We asked after his family. The children, the old man answered, were all out in the fields; no hands could be spared from the work just now. Only his youngest grand-daughter, the baby's mother, had stayed in the house, to look after the little one, and cook the familydinner. Yonder she was, at her bâtik-frame, painting the sarong-cloth with flowers and butterflies.
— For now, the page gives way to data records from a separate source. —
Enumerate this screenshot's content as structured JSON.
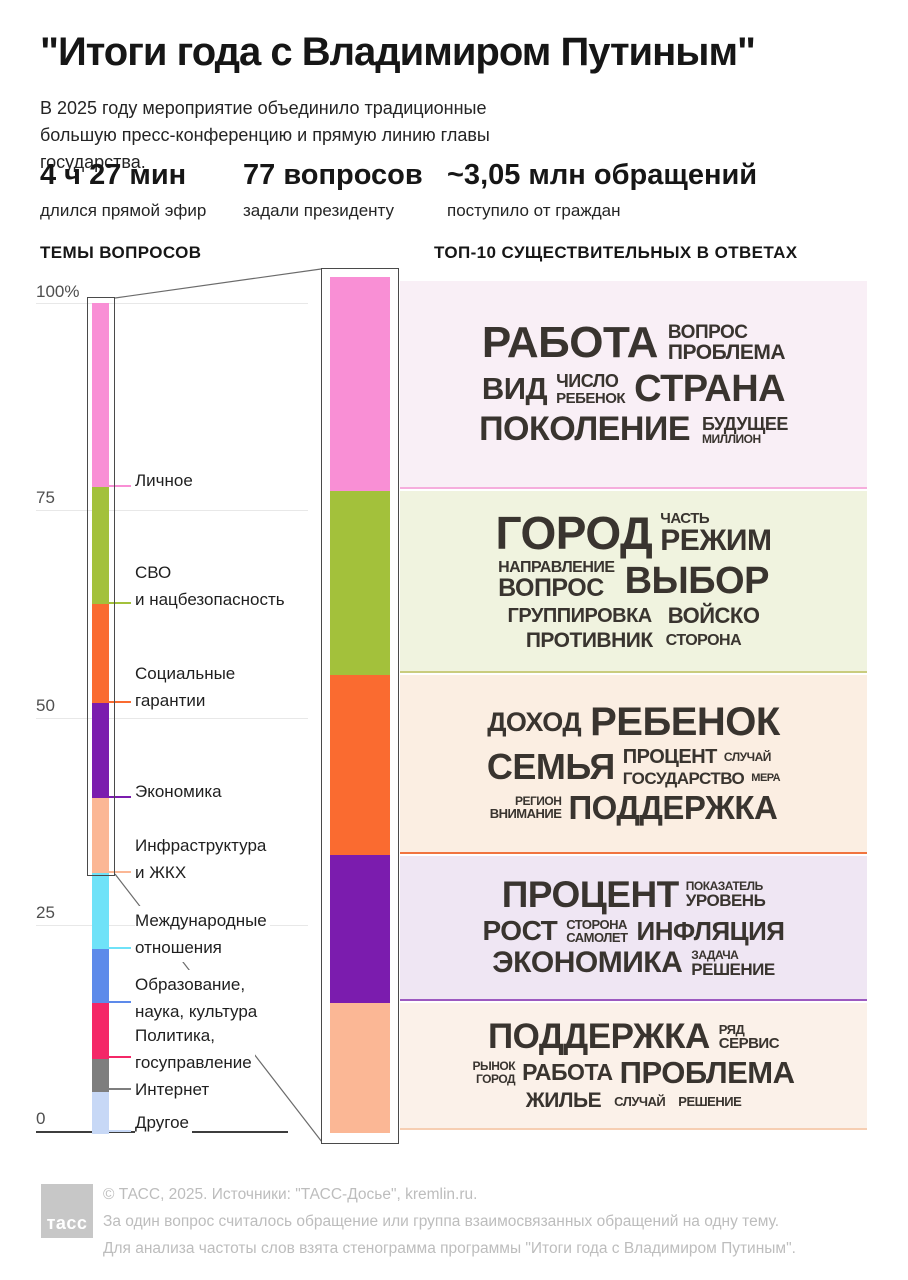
{
  "header": {
    "title": "\"Итоги года с Владимиром Путиным\"",
    "subtitle": "В 2025 году мероприятие объединило традиционные большую пресс-конференцию и прямую линию главы государства.",
    "stats": [
      {
        "value": "4 ч 27 мин",
        "caption": "длился прямой эфир"
      },
      {
        "value": "77 вопросов",
        "caption": "задали президенту"
      },
      {
        "value": "~3,05 млн обращений",
        "caption": "поступило от граждан"
      }
    ]
  },
  "sections": {
    "topics_heading": "ТЕМЫ ВОПРОСОВ",
    "nouns_heading": "ТОП-10 СУЩЕСТВИТЕЛЬНЫХ В ОТВЕТАХ"
  },
  "left_chart": {
    "axis_ticks": [
      "100%",
      "75",
      "50",
      "25",
      "0"
    ],
    "labels": [
      "Личное",
      "СВО\nи нацбезопасность",
      "Социальные\nгарантии",
      "Экономика",
      "Инфраструктура\nи ЖКХ",
      "Международные\nотношения",
      "Образование,\nнаука, культура",
      "Политика,\nгосуправление",
      "Интернет",
      "Другое"
    ]
  },
  "chart_data": [
    {
      "type": "bar",
      "subtype": "stacked-percentage-column",
      "title": "ТЕМЫ ВОПРОСОВ",
      "categories": [
        "Личное",
        "СВО и нацбезопасность",
        "Социальные гарантии",
        "Экономика",
        "Инфраструктура и ЖКХ",
        "Международные отношения",
        "Образование, наука, культура",
        "Политика, госуправление",
        "Интернет",
        "Другое"
      ],
      "values": [
        22.2,
        14.1,
        11.9,
        11.4,
        9.0,
        9.2,
        6.5,
        6.7,
        4.0,
        5.0
      ],
      "unit": "%",
      "ylim": [
        0,
        100
      ],
      "axis_ticks": [
        "100%",
        "75",
        "50",
        "25",
        "0"
      ],
      "colors": [
        "#F98FD5",
        "#A3C13B",
        "#FA6B30",
        "#7B1CAE",
        "#FBB795",
        "#6FE2F8",
        "#5D8AEA",
        "#F42767",
        "#7E7E7E",
        "#C7D8F6"
      ],
      "note": "top 5 segments are magnified into the detail column linked to word-cloud panels"
    },
    {
      "type": "wordcloud-panels",
      "title": "ТОП-10 СУЩЕСТВИТЕЛЬНЫХ В ОТВЕТАХ",
      "panels": [
        {
          "topic": "Личное",
          "bg": "#F9EFF6",
          "accent": "#F6AEDD",
          "words": [
            "РАБОТА",
            "ВОПРОС",
            "ПРОБЛЕМА",
            "ВИД",
            "ЧИСЛО",
            "РЕБЕНОК",
            "СТРАНА",
            "ПОКОЛЕНИЕ",
            "БУДУЩЕЕ",
            "МИЛЛИОН"
          ]
        },
        {
          "topic": "СВО и нацбезопасность",
          "bg": "#F0F3DF",
          "accent": "#C9CC7E",
          "words": [
            "ГОРОД",
            "ЧАСТЬ",
            "РЕЖИМ",
            "НАПРАВЛЕНИЕ",
            "ВОПРОС",
            "ВЫБОР",
            "ГРУППИРОВКА",
            "ВОЙСКО",
            "ПРОТИВНИК",
            "СТОРОНА"
          ]
        },
        {
          "topic": "Социальные гарантии",
          "bg": "#FBEEE2",
          "accent": "#F1743F",
          "words": [
            "ДОХОД",
            "РЕБЕНОК",
            "СЕМЬЯ",
            "ПРОЦЕНТ",
            "СЛУЧАЙ",
            "ГОСУДАРСТВО",
            "МЕРА",
            "РЕГИОН",
            "ВНИМАНИЕ",
            "ПОДДЕРЖКА"
          ]
        },
        {
          "topic": "Экономика",
          "bg": "#EFE6F3",
          "accent": "#9C59C0",
          "words": [
            "ПРОЦЕНТ",
            "ПОКАЗАТЕЛЬ",
            "УРОВЕНЬ",
            "РОСТ",
            "СТОРОНА",
            "САМОЛЕТ",
            "ИНФЛЯЦИЯ",
            "ЭКОНОМИКА",
            "ЗАДАЧА",
            "РЕШЕНИЕ"
          ]
        },
        {
          "topic": "Инфраструктура и ЖКХ",
          "bg": "#FBF1E9",
          "accent": "#F6CEB2",
          "words": [
            "ПОДДЕРЖКА",
            "РЯД",
            "СЕРВИС",
            "РЫНОК",
            "ГОРОД",
            "РАБОТА",
            "ПРОБЛЕМА",
            "ЖИЛЬЕ",
            "СЛУЧАЙ",
            "РЕШЕНИЕ"
          ]
        }
      ]
    }
  ],
  "footer": {
    "logo_text": "тасс",
    "line1": "© ТАСС, 2025. Источники: \"ТАСС-Досье\", kremlin.ru.",
    "line2": "За один вопрос считалось обращение или группа взаимосвязанных обращений на одну тему.",
    "line3": "Для анализа частоты слов взята стенограмма программы \"Итоги года с Владимиром Путиным\"."
  }
}
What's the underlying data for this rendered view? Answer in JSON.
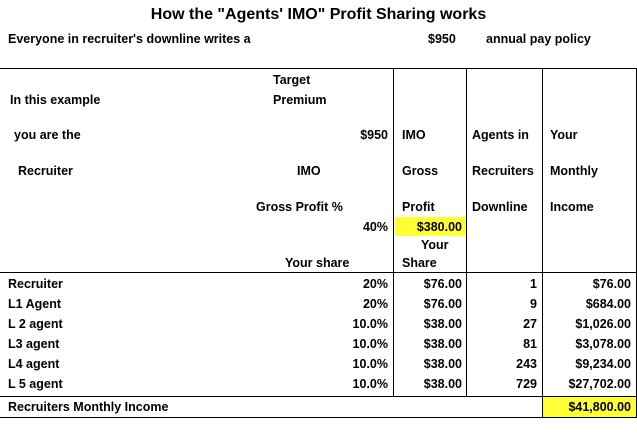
{
  "title": "How the \"Agents' IMO\" Profit Sharing works",
  "subtitle": {
    "text": "Everyone in recruiter's downline writes a",
    "amount": "$950",
    "policy": "annual pay policy"
  },
  "header": {
    "col1": [
      "In this example",
      "you are the",
      "Recruiter"
    ],
    "target_premium": [
      "Target",
      "Premium"
    ],
    "premium_value": "$950",
    "imo_label": "IMO",
    "gross_profit_pct_label": "Gross Profit %",
    "gross_profit_pct": "40%",
    "your_share_label": "Your share",
    "col3": [
      "IMO",
      "Gross",
      "Profit"
    ],
    "gross_profit_value": "$380.00",
    "col3_share": [
      "Your",
      "Share"
    ],
    "col4": [
      "Agents in",
      "Recruiters",
      "Downline"
    ],
    "col5": [
      "Your",
      "Monthly",
      "Income"
    ]
  },
  "rows": [
    {
      "label": "Recruiter",
      "pct": "20%",
      "share": "$76.00",
      "agents": "1",
      "income": "$76.00"
    },
    {
      "label": "L1 Agent",
      "pct": "20%",
      "share": "$76.00",
      "agents": "9",
      "income": "$684.00"
    },
    {
      "label": "L 2 agent",
      "pct": "10.0%",
      "share": "$38.00",
      "agents": "27",
      "income": "$1,026.00"
    },
    {
      "label": "L3 agent",
      "pct": "10.0%",
      "share": "$38.00",
      "agents": "81",
      "income": "$3,078.00"
    },
    {
      "label": "L4 agent",
      "pct": "10.0%",
      "share": "$38.00",
      "agents": "243",
      "income": "$9,234.00"
    },
    {
      "label": "L 5 agent",
      "pct": "10.0%",
      "share": "$38.00",
      "agents": "729",
      "income": "$27,702.00"
    }
  ],
  "total": {
    "label": "Recruiters Monthly Income",
    "value": "$41,800.00"
  },
  "colors": {
    "highlight": "#ffff33"
  }
}
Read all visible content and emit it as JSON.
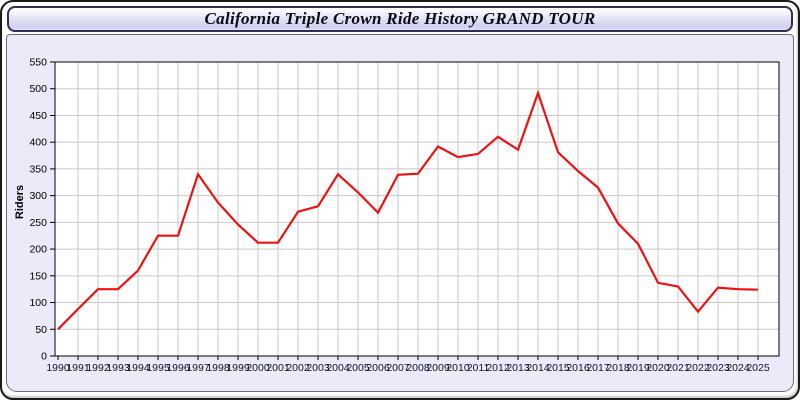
{
  "header": {
    "title": "California Triple Crown Ride History GRAND TOUR"
  },
  "chart_data": {
    "type": "line",
    "title": "California Triple Crown Ride History GRAND TOUR",
    "xlabel": "",
    "ylabel": "Riders",
    "ylim": [
      0,
      550
    ],
    "ytick_step": 50,
    "grid": true,
    "legend_position": "none",
    "line_color": "#ee1111",
    "gridline_color": "#c8c8c8",
    "panel_color": "#eaeaf8",
    "plot_background": "#ffffff",
    "x": [
      1990,
      1991,
      1992,
      1993,
      1994,
      1995,
      1996,
      1997,
      1998,
      1999,
      2000,
      2001,
      2002,
      2003,
      2004,
      2005,
      2006,
      2007,
      2008,
      2009,
      2010,
      2011,
      2012,
      2013,
      2014,
      2015,
      2016,
      2017,
      2018,
      2019,
      2020,
      2021,
      2022,
      2023,
      2024,
      2025
    ],
    "values": [
      50,
      88,
      125,
      125,
      160,
      225,
      225,
      340,
      287,
      246,
      212,
      212,
      270,
      280,
      340,
      306,
      268,
      339,
      341,
      392,
      372,
      378,
      410,
      386,
      492,
      381,
      346,
      315,
      248,
      210,
      137,
      130,
      83,
      128,
      125,
      124
    ]
  }
}
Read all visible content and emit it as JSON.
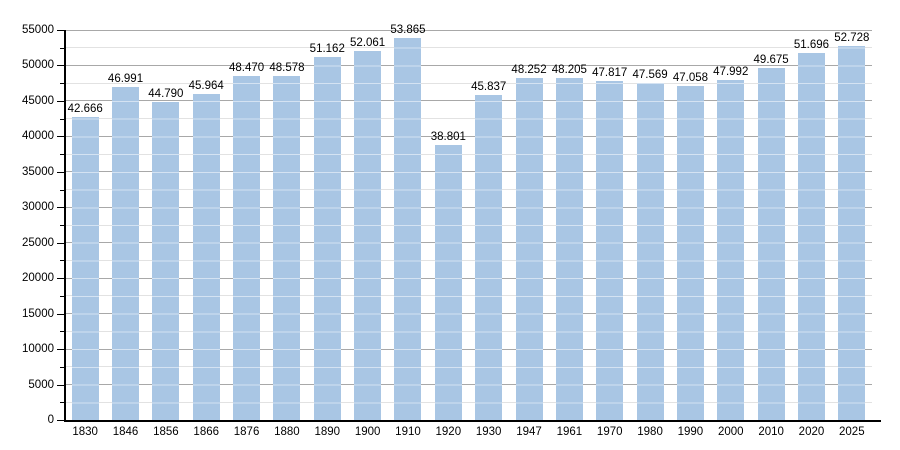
{
  "chart_data": {
    "type": "bar",
    "title": "",
    "xlabel": "",
    "ylabel": "",
    "categories": [
      "1830",
      "1846",
      "1856",
      "1866",
      "1876",
      "1880",
      "1890",
      "1900",
      "1910",
      "1920",
      "1930",
      "1947",
      "1961",
      "1970",
      "1980",
      "1990",
      "2000",
      "2010",
      "2020",
      "2025"
    ],
    "values": [
      42666,
      46991,
      44790,
      45964,
      48470,
      48578,
      51162,
      52061,
      53865,
      38801,
      45837,
      48252,
      48205,
      47817,
      47569,
      47058,
      47992,
      49675,
      51696,
      52728
    ],
    "value_labels": [
      "42.666",
      "46.991",
      "44.790",
      "45.964",
      "48.470",
      "48.578",
      "51.162",
      "52.061",
      "53.865",
      "38.801",
      "45.837",
      "48.252",
      "48.205",
      "47.817",
      "47.569",
      "47.058",
      "47.992",
      "49.675",
      "51.696",
      "52.728"
    ],
    "ylim": [
      0,
      55000
    ],
    "ytick_major_step": 5000,
    "ytick_minor_step": 2500,
    "ytick_labels": [
      "0",
      "5000",
      "10000",
      "15000",
      "20000",
      "25000",
      "30000",
      "35000",
      "40000",
      "45000",
      "50000",
      "55000"
    ],
    "grid": "on",
    "legend_position": "none",
    "colors": {
      "bar": "#a9c6e4",
      "bar_stripe": "rgba(255,255,255,0.5)",
      "grid_major": "#a8a8a8",
      "grid_minor": "#e2e2e2",
      "axis": "#000000",
      "text": "#000000",
      "background": "#ffffff"
    }
  }
}
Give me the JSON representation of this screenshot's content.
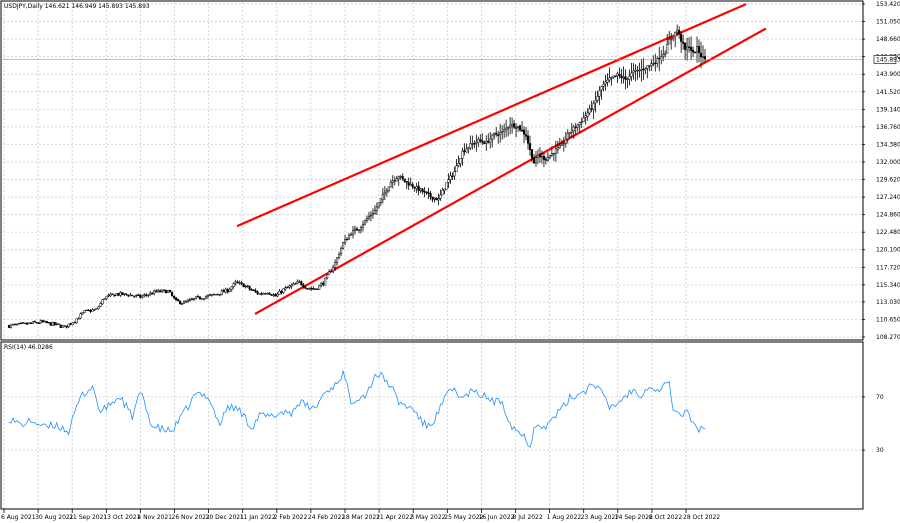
{
  "chart_data": [
    {
      "type": "candlestick",
      "title": "USDJPY,Daily  146.621 146.949 145.893 145.893",
      "current_price_label": "145.893",
      "ylim": [
        108.27,
        153.42
      ],
      "y_ticks": [
        "153.420",
        "151.050",
        "148.660",
        "146.280",
        "143.900",
        "141.520",
        "139.140",
        "136.760",
        "134.380",
        "132.000",
        "129.620",
        "127.240",
        "124.860",
        "122.480",
        "120.100",
        "117.720",
        "115.340",
        "113.030",
        "110.650",
        "108.270"
      ],
      "x_ticks": [
        "6 Aug 2021",
        "30 Aug 2021",
        "21 Sep 2021",
        "13 Oct 2021",
        "4 Nov 2021",
        "26 Nov 2021",
        "20 Dec 2021",
        "11 Jan 2022",
        "2 Feb 2022",
        "24 Feb 2022",
        "18 Mar 2022",
        "11 Apr 2022",
        "3 May 2022",
        "25 May 2022",
        "16 Jun 2022",
        "8 Jul 2022",
        "1 Aug 2022",
        "23 Aug 2022",
        "14 Sep 2022",
        "6 Oct 2022",
        "28 Oct 2022"
      ],
      "anchor_closes": [
        [
          0,
          109.8
        ],
        [
          8,
          110.0
        ],
        [
          16,
          110.3
        ],
        [
          24,
          109.9
        ],
        [
          28,
          109.6
        ],
        [
          33,
          110.5
        ],
        [
          38,
          111.7
        ],
        [
          44,
          112.0
        ],
        [
          48,
          113.6
        ],
        [
          54,
          114.1
        ],
        [
          60,
          114.0
        ],
        [
          66,
          113.7
        ],
        [
          74,
          114.4
        ],
        [
          80,
          114.5
        ],
        [
          84,
          113.1
        ],
        [
          88,
          112.9
        ],
        [
          94,
          113.5
        ],
        [
          102,
          113.9
        ],
        [
          110,
          114.6
        ],
        [
          114,
          115.6
        ],
        [
          118,
          115.3
        ],
        [
          122,
          114.6
        ],
        [
          126,
          114.1
        ],
        [
          130,
          114.4
        ],
        [
          134,
          113.8
        ],
        [
          138,
          114.7
        ],
        [
          142,
          115.2
        ],
        [
          146,
          115.7
        ],
        [
          150,
          114.9
        ],
        [
          154,
          114.8
        ],
        [
          158,
          115.6
        ],
        [
          164,
          118.3
        ],
        [
          168,
          121.0
        ],
        [
          172,
          122.4
        ],
        [
          176,
          123.0
        ],
        [
          180,
          124.3
        ],
        [
          184,
          125.4
        ],
        [
          188,
          127.4
        ],
        [
          192,
          129.3
        ],
        [
          196,
          130.1
        ],
        [
          200,
          129.2
        ],
        [
          204,
          128.6
        ],
        [
          208,
          128.0
        ],
        [
          212,
          127.3
        ],
        [
          216,
          126.9
        ],
        [
          220,
          129.1
        ],
        [
          224,
          130.7
        ],
        [
          228,
          133.4
        ],
        [
          232,
          134.3
        ],
        [
          236,
          134.9
        ],
        [
          240,
          134.6
        ],
        [
          244,
          135.7
        ],
        [
          248,
          136.0
        ],
        [
          252,
          137.1
        ],
        [
          256,
          136.8
        ],
        [
          260,
          135.6
        ],
        [
          262,
          133.6
        ],
        [
          264,
          131.9
        ],
        [
          266,
          132.9
        ],
        [
          270,
          132.4
        ],
        [
          274,
          133.4
        ],
        [
          278,
          134.2
        ],
        [
          282,
          136.1
        ],
        [
          286,
          137.0
        ],
        [
          290,
          138.3
        ],
        [
          294,
          139.7
        ],
        [
          298,
          142.2
        ],
        [
          302,
          143.2
        ],
        [
          306,
          143.8
        ],
        [
          310,
          143.2
        ],
        [
          314,
          144.2
        ],
        [
          318,
          144.5
        ],
        [
          322,
          145.1
        ],
        [
          326,
          145.8
        ],
        [
          330,
          147.0
        ],
        [
          332,
          148.5
        ],
        [
          334,
          149.1
        ],
        [
          336,
          149.9
        ],
        [
          338,
          148.5
        ],
        [
          340,
          147.2
        ],
        [
          342,
          147.7
        ],
        [
          344,
          146.7
        ],
        [
          346,
          147.4
        ],
        [
          348,
          146.4
        ],
        [
          350,
          145.893
        ]
      ],
      "drawn_lines": [
        {
          "label": "channel upper line",
          "color": "#ff0000",
          "from": [
            109,
            123.3
          ],
          "to": [
            354,
            153.4
          ]
        },
        {
          "label": "channel lower line",
          "color": "#ff0000",
          "from": [
            118,
            111.4
          ],
          "to": [
            364,
            150.1
          ]
        }
      ]
    },
    {
      "type": "line",
      "title": "RSI(14) 46.0286",
      "ylim": [
        0,
        100
      ],
      "y_ticks": [
        "70",
        "30"
      ],
      "series": [
        {
          "name": "RSI(14)",
          "color": "#1e90ff",
          "anchors": [
            [
              0,
              54
            ],
            [
              6,
              49
            ],
            [
              12,
              52
            ],
            [
              18,
              47
            ],
            [
              24,
              49
            ],
            [
              30,
              44
            ],
            [
              36,
              70
            ],
            [
              42,
              78
            ],
            [
              46,
              58
            ],
            [
              52,
              66
            ],
            [
              56,
              70
            ],
            [
              62,
              55
            ],
            [
              66,
              74
            ],
            [
              72,
              48
            ],
            [
              76,
              46
            ],
            [
              82,
              44
            ],
            [
              88,
              58
            ],
            [
              94,
              72
            ],
            [
              100,
              71
            ],
            [
              106,
              49
            ],
            [
              110,
              63
            ],
            [
              116,
              60
            ],
            [
              122,
              47
            ],
            [
              126,
              56
            ],
            [
              132,
              55
            ],
            [
              138,
              59
            ],
            [
              142,
              58
            ],
            [
              146,
              66
            ],
            [
              150,
              63
            ],
            [
              154,
              61
            ],
            [
              158,
              72
            ],
            [
              164,
              79
            ],
            [
              168,
              88
            ],
            [
              172,
              67
            ],
            [
              176,
              70
            ],
            [
              180,
              72
            ],
            [
              184,
              87
            ],
            [
              188,
              85
            ],
            [
              192,
              78
            ],
            [
              196,
              66
            ],
            [
              200,
              63
            ],
            [
              204,
              60
            ],
            [
              208,
              50
            ],
            [
              212,
              48
            ],
            [
              216,
              59
            ],
            [
              220,
              71
            ],
            [
              224,
              76
            ],
            [
              228,
              68
            ],
            [
              232,
              74
            ],
            [
              236,
              72
            ],
            [
              240,
              70
            ],
            [
              244,
              66
            ],
            [
              248,
              67
            ],
            [
              252,
              50
            ],
            [
              256,
              44
            ],
            [
              260,
              39
            ],
            [
              262,
              33
            ],
            [
              264,
              46
            ],
            [
              266,
              51
            ],
            [
              270,
              47
            ],
            [
              274,
              55
            ],
            [
              278,
              61
            ],
            [
              282,
              69
            ],
            [
              286,
              72
            ],
            [
              290,
              75
            ],
            [
              294,
              81
            ],
            [
              298,
              73
            ],
            [
              302,
              62
            ],
            [
              306,
              65
            ],
            [
              310,
              71
            ],
            [
              314,
              75
            ],
            [
              318,
              72
            ],
            [
              322,
              79
            ],
            [
              326,
              74
            ],
            [
              330,
              80
            ],
            [
              332,
              79
            ],
            [
              334,
              62
            ],
            [
              336,
              58
            ],
            [
              338,
              55
            ],
            [
              340,
              60
            ],
            [
              342,
              55
            ],
            [
              344,
              52
            ],
            [
              346,
              46
            ],
            [
              348,
              46
            ],
            [
              350,
              46.0286
            ]
          ]
        }
      ]
    }
  ]
}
The girl looked up as he spoke, turning a pretty face on us; and smiled.

"Ah! happy those that live among the woods and fields, if they but knew their happiness...." It seemed to me that these dessa-folk knew theirs.

And I filled my eyes and my heart with the scene before me—the low, brown roofs amidst the fruittrees, the merry-eyed children at play, the leisurely comings and goings of the women upon their daily occupation, with the rustling coolness and the soft green light of the bamboo leafage over it all; gathering all the gladsome beauty of it, that it might keep fresh and fragrant my thoughts, when I should have returned to the world outside, to the weariness, the fever and the fret to which we of the conquering race have condemned ourselves.

As we rode on, and the wood-enshrined hamlet disappeared among the folds of the hillrange, like the beautiful day-dream it all but seemed to me, I learnt that it was but a fair type of the prosperous dessa, such as it is found throughout the length and breadth of Java.